We had several design goals in mind as we prototyped and evaluated “Razor”:

  • Compact, Expressive, and Fluid: Razor minimizes the number of characters and keystrokes required in a file, and enables a fast, fluid coding workflow. Unlike most template syntaxes, you do not need to interrupt your coding to explicitly denote server blocks within your HTML. The parser is smart enough to infer this from your code. This enables a really compact and expressive syntax which is clean, fast and fun to type.
  • Easy to Learn: Razor is easy to learn and enables you to quickly be productive with a minimum of concepts. You use all your existing language and HTML skills.
  • Is not a new language: We consciously chose not to create a new imperative language with Razor.
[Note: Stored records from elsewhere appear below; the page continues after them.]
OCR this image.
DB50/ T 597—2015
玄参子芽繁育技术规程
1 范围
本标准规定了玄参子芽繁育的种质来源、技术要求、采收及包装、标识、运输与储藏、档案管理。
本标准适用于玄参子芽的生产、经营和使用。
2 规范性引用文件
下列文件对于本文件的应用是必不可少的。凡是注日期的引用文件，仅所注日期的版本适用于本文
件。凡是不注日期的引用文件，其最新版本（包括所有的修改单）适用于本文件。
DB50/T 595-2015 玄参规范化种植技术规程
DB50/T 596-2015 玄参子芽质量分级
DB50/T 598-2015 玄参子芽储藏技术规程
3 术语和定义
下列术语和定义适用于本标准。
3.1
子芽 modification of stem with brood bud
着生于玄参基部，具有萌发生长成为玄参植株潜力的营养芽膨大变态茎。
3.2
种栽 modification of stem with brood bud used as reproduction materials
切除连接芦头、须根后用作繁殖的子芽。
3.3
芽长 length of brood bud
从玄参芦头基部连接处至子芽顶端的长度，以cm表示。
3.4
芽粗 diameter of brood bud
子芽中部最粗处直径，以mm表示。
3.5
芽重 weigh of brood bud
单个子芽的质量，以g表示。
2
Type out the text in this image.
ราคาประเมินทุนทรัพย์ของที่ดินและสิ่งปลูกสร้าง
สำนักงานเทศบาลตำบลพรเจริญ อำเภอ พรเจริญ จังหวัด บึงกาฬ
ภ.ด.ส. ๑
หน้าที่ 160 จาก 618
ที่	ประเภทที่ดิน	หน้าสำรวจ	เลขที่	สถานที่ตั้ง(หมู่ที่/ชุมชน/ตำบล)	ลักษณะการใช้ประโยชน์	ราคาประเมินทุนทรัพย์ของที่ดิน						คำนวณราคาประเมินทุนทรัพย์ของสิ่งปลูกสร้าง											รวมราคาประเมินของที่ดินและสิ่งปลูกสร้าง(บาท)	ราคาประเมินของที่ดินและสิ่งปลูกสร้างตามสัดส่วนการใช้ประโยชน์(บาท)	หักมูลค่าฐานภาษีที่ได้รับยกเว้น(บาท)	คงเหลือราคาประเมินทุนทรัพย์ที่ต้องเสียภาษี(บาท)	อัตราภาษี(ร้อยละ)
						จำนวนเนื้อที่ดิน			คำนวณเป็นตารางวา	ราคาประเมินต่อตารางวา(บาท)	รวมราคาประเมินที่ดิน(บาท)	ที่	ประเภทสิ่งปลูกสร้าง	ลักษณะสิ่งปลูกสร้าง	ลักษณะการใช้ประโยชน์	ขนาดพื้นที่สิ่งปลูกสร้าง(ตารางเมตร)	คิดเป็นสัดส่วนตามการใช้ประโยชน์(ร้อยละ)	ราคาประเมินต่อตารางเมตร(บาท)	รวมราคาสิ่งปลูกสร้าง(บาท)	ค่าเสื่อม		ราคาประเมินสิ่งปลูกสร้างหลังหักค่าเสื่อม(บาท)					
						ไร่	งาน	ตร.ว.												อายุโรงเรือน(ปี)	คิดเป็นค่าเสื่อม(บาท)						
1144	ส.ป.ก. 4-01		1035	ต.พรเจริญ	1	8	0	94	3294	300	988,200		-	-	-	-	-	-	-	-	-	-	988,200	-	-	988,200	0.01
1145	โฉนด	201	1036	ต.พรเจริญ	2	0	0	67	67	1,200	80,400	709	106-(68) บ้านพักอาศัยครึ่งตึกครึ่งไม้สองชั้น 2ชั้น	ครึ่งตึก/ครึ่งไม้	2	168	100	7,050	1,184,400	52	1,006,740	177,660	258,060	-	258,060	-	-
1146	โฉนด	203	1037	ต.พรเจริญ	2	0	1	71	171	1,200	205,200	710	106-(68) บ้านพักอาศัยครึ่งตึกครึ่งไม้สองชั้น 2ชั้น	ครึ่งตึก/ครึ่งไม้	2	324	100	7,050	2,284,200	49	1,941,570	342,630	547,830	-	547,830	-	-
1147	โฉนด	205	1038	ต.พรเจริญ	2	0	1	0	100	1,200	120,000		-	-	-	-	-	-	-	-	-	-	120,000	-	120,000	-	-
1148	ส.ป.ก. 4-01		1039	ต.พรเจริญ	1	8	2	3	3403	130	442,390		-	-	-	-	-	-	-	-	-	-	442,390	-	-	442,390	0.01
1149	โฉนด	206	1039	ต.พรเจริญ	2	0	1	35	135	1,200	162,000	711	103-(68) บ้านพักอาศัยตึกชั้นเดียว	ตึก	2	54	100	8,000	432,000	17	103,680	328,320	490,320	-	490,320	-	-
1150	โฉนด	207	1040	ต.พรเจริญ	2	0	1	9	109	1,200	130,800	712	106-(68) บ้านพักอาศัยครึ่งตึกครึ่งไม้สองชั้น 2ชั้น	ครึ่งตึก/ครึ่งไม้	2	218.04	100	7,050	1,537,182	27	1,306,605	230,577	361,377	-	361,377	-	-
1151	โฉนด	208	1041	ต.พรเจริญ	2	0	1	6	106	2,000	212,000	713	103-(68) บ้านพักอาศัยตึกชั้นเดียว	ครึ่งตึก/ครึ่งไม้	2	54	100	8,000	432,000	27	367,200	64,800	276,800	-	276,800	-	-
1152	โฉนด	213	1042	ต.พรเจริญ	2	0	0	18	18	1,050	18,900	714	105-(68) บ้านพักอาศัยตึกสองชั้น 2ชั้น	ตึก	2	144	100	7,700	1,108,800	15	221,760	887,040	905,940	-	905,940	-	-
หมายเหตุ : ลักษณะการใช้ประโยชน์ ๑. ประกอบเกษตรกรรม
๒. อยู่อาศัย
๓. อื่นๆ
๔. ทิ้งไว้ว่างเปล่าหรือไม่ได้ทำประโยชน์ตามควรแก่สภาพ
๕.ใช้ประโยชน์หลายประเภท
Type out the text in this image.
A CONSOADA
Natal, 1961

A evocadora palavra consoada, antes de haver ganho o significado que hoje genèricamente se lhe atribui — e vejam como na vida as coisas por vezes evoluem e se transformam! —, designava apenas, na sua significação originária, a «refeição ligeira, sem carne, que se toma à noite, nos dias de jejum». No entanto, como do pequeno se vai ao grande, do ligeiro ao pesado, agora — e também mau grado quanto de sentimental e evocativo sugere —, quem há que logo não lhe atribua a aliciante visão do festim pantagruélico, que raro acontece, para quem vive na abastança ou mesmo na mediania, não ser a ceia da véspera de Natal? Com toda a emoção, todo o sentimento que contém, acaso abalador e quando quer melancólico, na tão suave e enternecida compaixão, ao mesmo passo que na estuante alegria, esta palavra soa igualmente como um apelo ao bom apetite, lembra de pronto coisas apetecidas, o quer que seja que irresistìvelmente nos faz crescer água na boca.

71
Instead we wanted to enable developers to use their existing C#/VB (or other) language skills with Razor, and deliver a template markup syntax that enables an awesome HTML construction workflow with your language of choice.
  • Works with any Text Editor: Razor doesn’t require a specific tool and enables you to be productive in any plain old text editor (notepad works great).
  • Has great Intellisense: While Razor has been designed to not require a specific tool or code editor, it will have awesome statement completion support within Visual Studio. We’ll be updating Visual Studio 2010 and Visual Web Developer 2010 to have full editor intellisense for it.
  • Unit Testable: The new view engine implementation will support the ability to unit test views (without requiring a controller or web-server, and can be hosted in any unit test project – no special app-domain required).